Some alternative platforms like to offer users of mainstream social the means to link their alt social accounts with a Twitter or Facebook identity. Can be useful. But once users of the alt site take up that offer, they can find the association being used against them by ideological opponents, trolls or stalkers. Once opposition warriors see that a confirmed link has been established on the alt platform, they report the user to the alt platform for something he or she allegedly did on Twitter. If they support this report with a completely uncheckable doctored screenshot - particularly a Twitter DM conversation - there's no way the alt platform can prove the exchange is fake.

This puts the independent platform in a difficult position. Whilst they can't prove the screenshot has not been doctored, it does make the report look a lot more convincing. I've seen examples of this, and it can appear very compelling.

If you run a social platform, and someone sends you screenshots of DMs in which a user of both your site and Twitter appears to be a threat to safety, what do you do? Without official intervention from law enforcement, Twitter won't confirm whether or not those DMs are real. And without any further info, the risk of ignoring a report like that is greater than the risk of acting upon it.

You can't just go on Snopes and fact-check a DM conversation. There are no independent witnesses. You can't reference it on Wayback Machine. You have no access to it. And text modification in-browser leaves no detectable signs of forgery (unless it's a Tweet and it exceeds the known character limit). So the decision on whether or not to act may come down to nothing more than user credibility. Is the accuser more credible than the accused?
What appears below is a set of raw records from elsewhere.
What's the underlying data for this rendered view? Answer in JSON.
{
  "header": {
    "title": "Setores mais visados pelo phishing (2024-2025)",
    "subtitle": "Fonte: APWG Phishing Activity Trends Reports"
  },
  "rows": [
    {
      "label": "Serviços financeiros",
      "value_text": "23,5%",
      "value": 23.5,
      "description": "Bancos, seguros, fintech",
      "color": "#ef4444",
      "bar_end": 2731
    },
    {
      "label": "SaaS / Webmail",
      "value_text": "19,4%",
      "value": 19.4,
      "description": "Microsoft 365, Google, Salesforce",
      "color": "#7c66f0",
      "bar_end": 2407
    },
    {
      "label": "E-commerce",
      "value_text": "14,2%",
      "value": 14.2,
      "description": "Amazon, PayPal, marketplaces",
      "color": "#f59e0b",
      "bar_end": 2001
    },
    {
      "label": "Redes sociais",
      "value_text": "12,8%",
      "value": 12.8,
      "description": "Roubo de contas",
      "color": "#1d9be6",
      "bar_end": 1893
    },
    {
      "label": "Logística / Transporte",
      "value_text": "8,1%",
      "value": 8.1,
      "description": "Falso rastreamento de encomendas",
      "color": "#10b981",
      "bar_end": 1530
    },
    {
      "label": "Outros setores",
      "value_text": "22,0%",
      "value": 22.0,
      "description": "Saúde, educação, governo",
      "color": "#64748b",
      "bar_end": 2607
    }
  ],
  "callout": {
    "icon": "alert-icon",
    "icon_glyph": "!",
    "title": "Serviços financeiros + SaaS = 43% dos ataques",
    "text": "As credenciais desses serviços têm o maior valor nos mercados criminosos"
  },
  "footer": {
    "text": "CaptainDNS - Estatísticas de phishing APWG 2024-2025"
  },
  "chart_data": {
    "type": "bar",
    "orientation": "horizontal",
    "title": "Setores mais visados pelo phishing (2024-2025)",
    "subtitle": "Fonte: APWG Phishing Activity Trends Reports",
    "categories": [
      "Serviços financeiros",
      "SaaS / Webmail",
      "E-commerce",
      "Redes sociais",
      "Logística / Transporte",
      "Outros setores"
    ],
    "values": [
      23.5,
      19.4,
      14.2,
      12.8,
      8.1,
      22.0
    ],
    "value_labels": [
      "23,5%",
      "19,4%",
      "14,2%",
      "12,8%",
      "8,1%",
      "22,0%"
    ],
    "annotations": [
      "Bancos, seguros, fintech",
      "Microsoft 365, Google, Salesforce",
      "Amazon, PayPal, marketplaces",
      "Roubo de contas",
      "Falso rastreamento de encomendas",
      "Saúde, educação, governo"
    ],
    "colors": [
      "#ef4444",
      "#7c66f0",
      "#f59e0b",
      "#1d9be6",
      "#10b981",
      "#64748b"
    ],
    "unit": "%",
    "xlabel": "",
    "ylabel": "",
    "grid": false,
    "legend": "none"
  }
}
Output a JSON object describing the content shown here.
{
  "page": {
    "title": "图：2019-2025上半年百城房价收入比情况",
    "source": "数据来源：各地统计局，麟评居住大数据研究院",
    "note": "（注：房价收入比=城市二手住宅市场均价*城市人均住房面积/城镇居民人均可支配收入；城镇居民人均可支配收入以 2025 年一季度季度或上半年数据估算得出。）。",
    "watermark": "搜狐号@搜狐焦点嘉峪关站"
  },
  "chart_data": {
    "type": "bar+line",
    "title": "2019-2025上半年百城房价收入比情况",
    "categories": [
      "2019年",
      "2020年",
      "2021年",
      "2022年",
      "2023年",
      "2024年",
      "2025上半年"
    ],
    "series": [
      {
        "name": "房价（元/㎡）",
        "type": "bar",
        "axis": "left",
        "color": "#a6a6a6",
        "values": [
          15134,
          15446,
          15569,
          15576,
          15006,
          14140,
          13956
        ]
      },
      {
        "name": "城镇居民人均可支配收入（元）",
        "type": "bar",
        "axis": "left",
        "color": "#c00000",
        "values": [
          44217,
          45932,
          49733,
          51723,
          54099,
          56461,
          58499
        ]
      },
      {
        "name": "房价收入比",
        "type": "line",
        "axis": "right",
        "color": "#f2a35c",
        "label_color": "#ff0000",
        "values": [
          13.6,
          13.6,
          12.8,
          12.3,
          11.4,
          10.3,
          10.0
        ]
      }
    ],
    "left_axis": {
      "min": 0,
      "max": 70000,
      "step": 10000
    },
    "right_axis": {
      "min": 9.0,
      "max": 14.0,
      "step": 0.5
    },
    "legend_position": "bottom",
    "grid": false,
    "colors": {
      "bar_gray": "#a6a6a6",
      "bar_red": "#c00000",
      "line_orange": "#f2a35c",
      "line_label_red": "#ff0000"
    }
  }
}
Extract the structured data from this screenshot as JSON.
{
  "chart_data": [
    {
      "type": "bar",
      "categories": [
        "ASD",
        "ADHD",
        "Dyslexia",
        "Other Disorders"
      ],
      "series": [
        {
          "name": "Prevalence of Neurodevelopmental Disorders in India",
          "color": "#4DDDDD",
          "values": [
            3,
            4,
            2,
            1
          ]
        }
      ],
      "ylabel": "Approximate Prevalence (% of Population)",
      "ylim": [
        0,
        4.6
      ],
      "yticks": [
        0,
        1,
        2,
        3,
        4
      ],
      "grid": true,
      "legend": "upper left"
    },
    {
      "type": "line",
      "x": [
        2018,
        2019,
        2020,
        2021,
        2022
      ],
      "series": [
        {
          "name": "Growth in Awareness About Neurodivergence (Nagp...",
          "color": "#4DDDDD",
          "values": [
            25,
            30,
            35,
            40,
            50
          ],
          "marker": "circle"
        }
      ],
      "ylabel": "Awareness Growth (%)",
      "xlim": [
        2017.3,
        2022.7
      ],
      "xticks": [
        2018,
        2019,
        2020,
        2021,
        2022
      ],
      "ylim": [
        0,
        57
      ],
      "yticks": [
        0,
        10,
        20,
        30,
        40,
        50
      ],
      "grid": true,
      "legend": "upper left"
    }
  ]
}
What does seem likely is that an uncheckable, doctored screenshot could prompt much greater scrutiny of the accused user's behaviour on the independent platform. Even the slightest hint of dodgy behaviour could be enough to get them deleted, whereas without those dramatic, shocking screenshots, no one would have taken the trouble to look that hard.

We should categorise screenshot evidence alongside other propaganda tools like the “illusory truth effect”, as psychological trickery. Even when screenshots are not altered, they're often very selectively cropped to remove the bits that don't fit the poster's narrative. A whole sentence chopped off the bottom of a Tweet in some cases.

But we also have to be very careful not to hit the flipside, and automatically dismiss everything we suspect is doctored, just because it came from a source we don't see as reliable.

Ultimately, negative, text-based screenshots should at first glance be interpreted as an accusation - not evidence. If we can verify that the screenshot is genuine, then it's evidence. But failing that, and difficult as this may be, we have to assess the accusation without bias, as if the unverified screenshot did not exist.